Welchen Ausschlag diese Wiederbesetzung gibt, zeigt bereits der Opener „I Welcome Thy Arrow“. Der Song beginnt düster mit Lisas sanftem Gesang, während Gitarren und Drums einen klaren, treibenden Kurs vorgeben. Zähe Doom-Strukturen und Anders Jacobssons tiefe Growls verschieben die Dynamik schnell in Richtung schwerer Verlorenheit, die sich wellenartig aufbaut und wieder in sich zusammenfällt.
DRACONIAN können jedoch nicht nur Schmerz bestens intonieren, sondern verstehen sich auch auf die besonders finsteren Momente. „The Monochrome Blade“ schlägt dahingehend nämlich eine deutlich wuchtigere Tonalität an.
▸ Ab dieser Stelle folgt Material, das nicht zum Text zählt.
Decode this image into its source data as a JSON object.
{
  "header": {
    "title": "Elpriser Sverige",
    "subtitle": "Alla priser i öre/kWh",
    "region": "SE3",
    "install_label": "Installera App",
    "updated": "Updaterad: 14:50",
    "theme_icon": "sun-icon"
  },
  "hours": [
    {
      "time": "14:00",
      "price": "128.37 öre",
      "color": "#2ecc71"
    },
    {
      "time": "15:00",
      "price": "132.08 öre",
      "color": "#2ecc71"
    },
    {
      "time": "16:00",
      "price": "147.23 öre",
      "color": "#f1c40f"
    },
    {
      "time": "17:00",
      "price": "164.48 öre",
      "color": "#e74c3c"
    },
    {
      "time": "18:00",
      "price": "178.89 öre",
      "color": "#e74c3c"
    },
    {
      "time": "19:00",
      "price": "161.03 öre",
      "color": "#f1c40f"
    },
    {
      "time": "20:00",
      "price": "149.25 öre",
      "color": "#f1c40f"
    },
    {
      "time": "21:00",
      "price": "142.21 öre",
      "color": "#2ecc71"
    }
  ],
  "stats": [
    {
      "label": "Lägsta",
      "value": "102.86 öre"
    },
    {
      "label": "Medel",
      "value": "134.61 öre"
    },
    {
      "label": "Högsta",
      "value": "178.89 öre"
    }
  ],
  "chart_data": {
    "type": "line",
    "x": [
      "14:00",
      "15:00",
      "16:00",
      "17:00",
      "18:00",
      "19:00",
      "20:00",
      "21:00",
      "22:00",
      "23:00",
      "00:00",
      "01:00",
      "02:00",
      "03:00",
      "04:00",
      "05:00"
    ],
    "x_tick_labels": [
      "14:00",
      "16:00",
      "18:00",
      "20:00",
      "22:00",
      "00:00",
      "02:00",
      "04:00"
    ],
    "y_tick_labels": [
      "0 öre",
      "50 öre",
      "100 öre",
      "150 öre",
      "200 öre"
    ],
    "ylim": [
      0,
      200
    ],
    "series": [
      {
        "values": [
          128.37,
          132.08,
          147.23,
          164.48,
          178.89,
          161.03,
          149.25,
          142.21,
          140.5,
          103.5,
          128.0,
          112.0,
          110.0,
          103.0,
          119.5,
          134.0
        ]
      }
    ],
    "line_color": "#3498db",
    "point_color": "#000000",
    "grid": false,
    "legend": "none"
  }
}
Die Riffs von Johan Ericson und Niklas Nord bauen eine bedrohliche Kulisse auf, die von Anders’ Growls getragen wird, während Lisas zurückgenommene, sehnsuchtsvolle Gesangslinien einen tragischen Kontrapunkt setzen.
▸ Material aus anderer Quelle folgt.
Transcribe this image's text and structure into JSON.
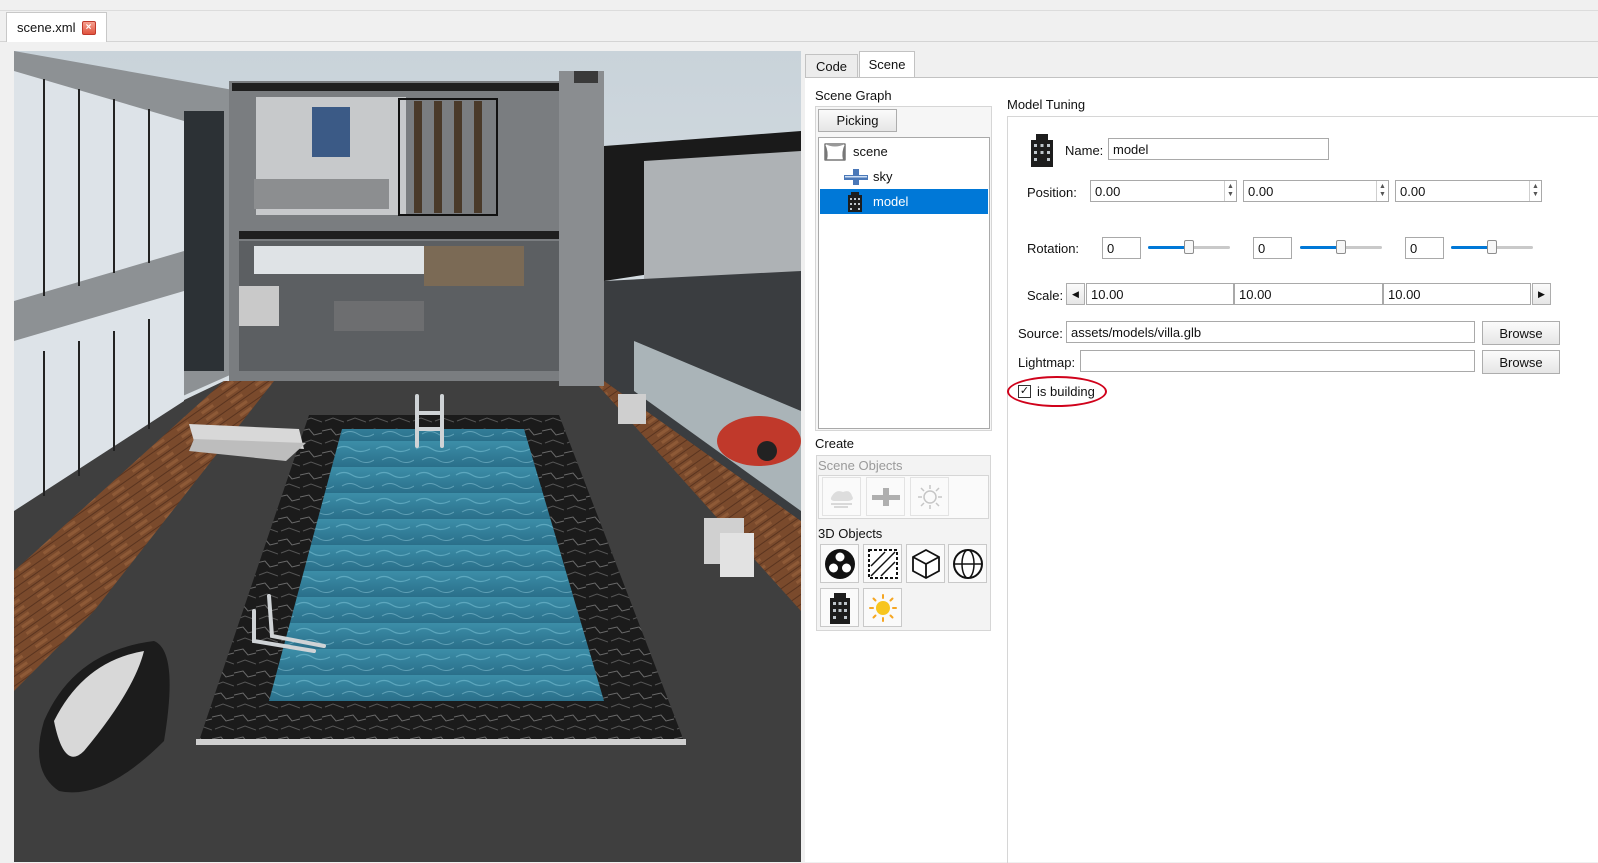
{
  "editor": {
    "file_tab": "scene.xml"
  },
  "panel": {
    "tabs": [
      {
        "label": "Code",
        "active": false
      },
      {
        "label": "Scene",
        "active": true
      }
    ],
    "scene_graph": {
      "title": "Scene Graph",
      "picking_button": "Picking",
      "items": [
        {
          "label": "scene",
          "icon": "stage-curtain-icon",
          "selected": false
        },
        {
          "label": "sky",
          "icon": "sky-icon",
          "selected": false
        },
        {
          "label": "model",
          "icon": "building-icon",
          "selected": true
        }
      ]
    },
    "create": {
      "title": "Create",
      "scene_objects_label": "Scene Objects",
      "scene_objects": [
        "fog-icon",
        "sky-icon",
        "light-icon"
      ],
      "objects_3d_label": "3D Objects",
      "objects_3d": [
        "particles-icon",
        "plane-icon",
        "box-icon",
        "sphere-icon",
        "building-icon",
        "sun-icon"
      ]
    },
    "model_tuning": {
      "title": "Model Tuning",
      "name_label": "Name:",
      "name_value": "model",
      "position_label": "Position:",
      "position": [
        "0.00",
        "0.00",
        "0.00"
      ],
      "rotation_label": "Rotation:",
      "rotation": [
        "0",
        "0",
        "0"
      ],
      "rotation_slider_level": 0.5,
      "scale_label": "Scale:",
      "scale": [
        "10.00",
        "10.00",
        "10.00"
      ],
      "source_label": "Source:",
      "source_value": "assets/models/villa.glb",
      "lightmap_label": "Lightmap:",
      "lightmap_value": "",
      "browse_label": "Browse",
      "is_building_label": "is building",
      "is_building_checked": true
    }
  },
  "colors": {
    "selection": "#0078d7",
    "annotation_circle": "#d0021b"
  }
}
Einen Höhepunkt markiert das Feature mit Daniel Änghede. Auf „Anima“ treiben DRACONIAN die emotionale Komponente des Gesangs auf die Spitze. Über weite Strecken erinnert der Song an SWALLOW THE SUNs „Cathedral Walls“. Sanft-melancholische Gitarren umspielen das Duo Johansson und Änghede, bevor sich der Track im letzten Drittel noch einmal verdichtet und an Härte gewinnt. Wenn Anders schließlich mit in den finalen Refrain einsteigt, entfaltet sich pure Gänsehaut.
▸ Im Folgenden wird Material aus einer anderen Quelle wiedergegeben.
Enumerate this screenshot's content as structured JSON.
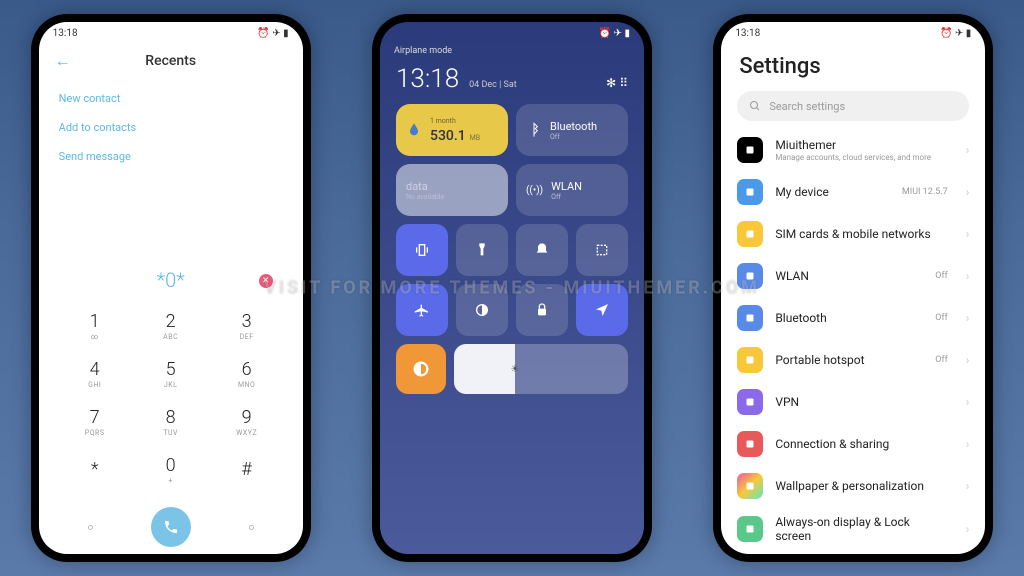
{
  "status": {
    "time": "13:18"
  },
  "dialer": {
    "title": "Recents",
    "links": [
      "New contact",
      "Add to contacts",
      "Send message"
    ],
    "entered": "*0*",
    "keys": [
      {
        "n": "1",
        "s": "∞"
      },
      {
        "n": "2",
        "s": "ABC"
      },
      {
        "n": "3",
        "s": "DEF"
      },
      {
        "n": "4",
        "s": "GHI"
      },
      {
        "n": "5",
        "s": "JKL"
      },
      {
        "n": "6",
        "s": "MNO"
      },
      {
        "n": "7",
        "s": "PQRS"
      },
      {
        "n": "8",
        "s": "TUV"
      },
      {
        "n": "9",
        "s": "WXYZ"
      },
      {
        "n": "*",
        "s": ""
      },
      {
        "n": "0",
        "s": "+"
      },
      {
        "n": "#",
        "s": ""
      }
    ]
  },
  "cc": {
    "airplane": "Airplane mode",
    "time": "13:18",
    "date": "04 Dec | Sat",
    "tiles": {
      "data": {
        "label": "1 month",
        "value": "530.1",
        "unit": "MB"
      },
      "bluetooth": {
        "name": "Bluetooth",
        "state": "Off"
      },
      "wlan": {
        "name": "WLAN",
        "state": "Off"
      },
      "mobile": {
        "name": "data",
        "state": "No available"
      }
    }
  },
  "settings": {
    "title": "Settings",
    "search_placeholder": "Search settings",
    "items": [
      {
        "label": "Miuithemer",
        "sub": "Manage accounts, cloud services, and more",
        "icon": "black",
        "right": ""
      },
      {
        "label": "My device",
        "icon": "blue",
        "right": "MIUI 12.5.7"
      },
      {
        "label": "SIM cards & mobile networks",
        "icon": "yellow",
        "right": ""
      },
      {
        "label": "WLAN",
        "icon": "blue2",
        "right": "Off"
      },
      {
        "label": "Bluetooth",
        "icon": "blue2",
        "right": "Off"
      },
      {
        "label": "Portable hotspot",
        "icon": "yellow",
        "right": "Off"
      },
      {
        "label": "VPN",
        "icon": "purple",
        "right": ""
      },
      {
        "label": "Connection & sharing",
        "icon": "red",
        "right": ""
      },
      {
        "label": "Wallpaper & personalization",
        "icon": "multi",
        "right": ""
      },
      {
        "label": "Always-on display & Lock screen",
        "icon": "green",
        "right": ""
      }
    ]
  },
  "watermark": "VISIT FOR MORE THEMES - MIUITHEMER.COM"
}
Generell scheint die Band die maximale Finsternis von „Under A Godless Veil“ ein Stück weit hinter sich gelassen zu haben. Auf „Asteria Beneath The Tranquil Sea“ verschmelzen fast ätherische Klangflächen mit schwebenden Gesangslinien zu einer bittersüßen Ruhe, die in Zeilen wie:
„Breathe in, breathe out, breathe no more“ konsequent in die Leere führt.
Die Essenz des Albums bündeln besonders „Cold Heavens“ und „Misanthrope River“. Erstgenannter gehört zu den temperamentvolleren Stücken und hebt sich mit leicht erhöhtem Tempo und markanten Bassdrums hervor, ohne an Düsternis und Melancholie zu verlieren. „Misanthrope River“ hingegen setzt auf langsame Entfaltung, schwere Doom-Riffs und eine frostige, erhabene Atmosphäre, die sich in einem eindringlichen Refrain entlädt. Hier zeigen die Schweden noch einmal wie tiefschürfender Schmerz klingen kann.
Am Ende stehen DRACONIAN mit „In Somnolent Ruin“ näher an ihren Anfängen als zuletzt, was Tracks wie „I Welcome Thy Arrow“ und „Misanthrope River“ eindrucksvoll beweisen. Währenddessen wurde die erdrückende Schwärze von 2020 durch eine tiefere, ätherischere Melancholie ersetzt. „Asteria Beneath The Tranquil Sea“ und „Lethe“ bringen diese Entwicklung auf den Punkt. „In Somnolent Ruin“ ist damit nicht nur die Schnittstelle zwischen Vergangenheit und Gegenwart, es ist auch nicht weniger als ein weiteres starkes Kapitel in der Diskografie der Schweden – und eine Genre-Platte erster Klasse.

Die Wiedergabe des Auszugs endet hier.